Ein Bote in staubbedeckter Kleidung kniete vor dem Papst und berichtete: »… ein Seil herabgeworfen. Der Herzog ließ sich daran herunter, aber seine Flucht war bemerkt worden. Das Seil wurde abgeschnitten, und er fiel in den Graben. Es war ein schwerer Sturz, und der Herzog war ohnmächtig und nicht mehr in der Lage aufzustehen. Er wurde von seinen Helfern zu den wartenden Pferden getragen und in den Sattel gehoben.«
»Er hatte also Helfer?«, donnerte der Papst.

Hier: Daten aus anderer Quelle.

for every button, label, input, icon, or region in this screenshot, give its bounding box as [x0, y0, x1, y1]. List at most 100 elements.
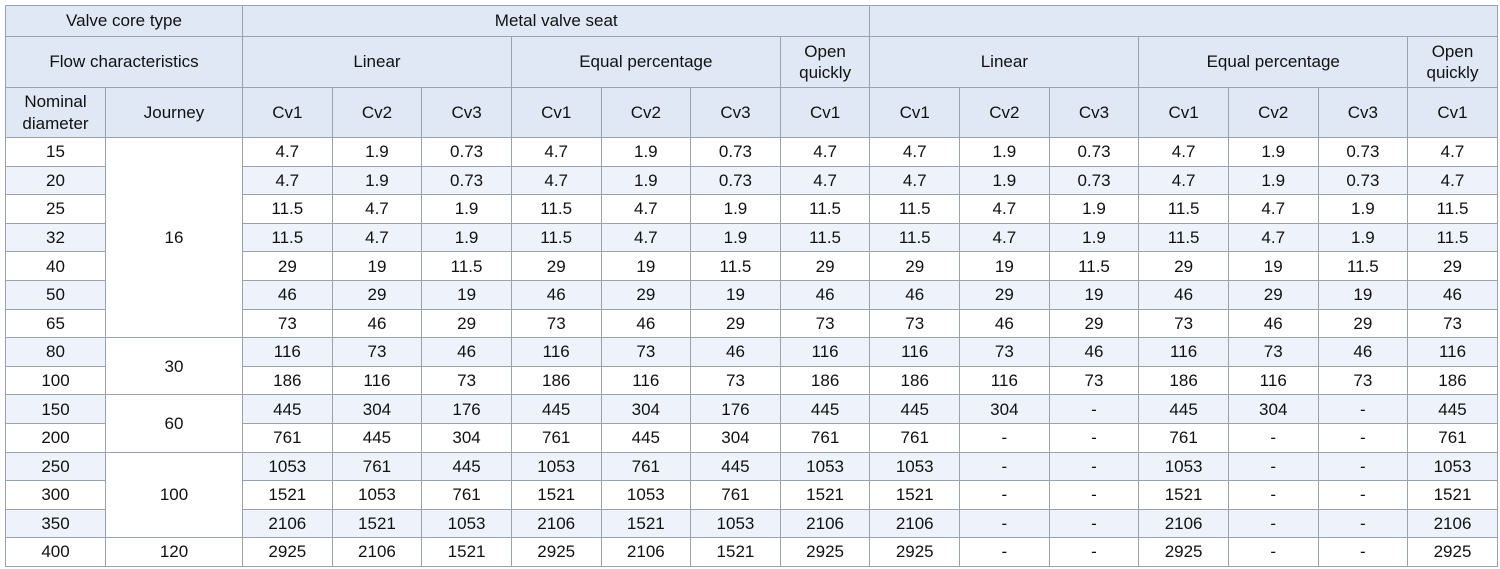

»Das ist doch offensichtlich, Giuliano«, warf Guido blass ein. »Wie könnte Cesare sonst aus Medina fliehen?«
»Wer wäre solch ein Idiot, den ›Drachen‹ zu befreien?«, fragte Julius seinen Schwager.
»Jemand, der Giuliano della Rovere nicht als Papst anerkennt. Jemand, der sich zutraut, Cesare Borgia für seine eigenen Pläne einzusetzen. Oder jemand, der gerne von dir in Rom zum Kaiser gekrönt werden will. Such es dir aus, Giuliano.«
Julius setzte seine rastlose Wanderung durch den Thronsaal fort.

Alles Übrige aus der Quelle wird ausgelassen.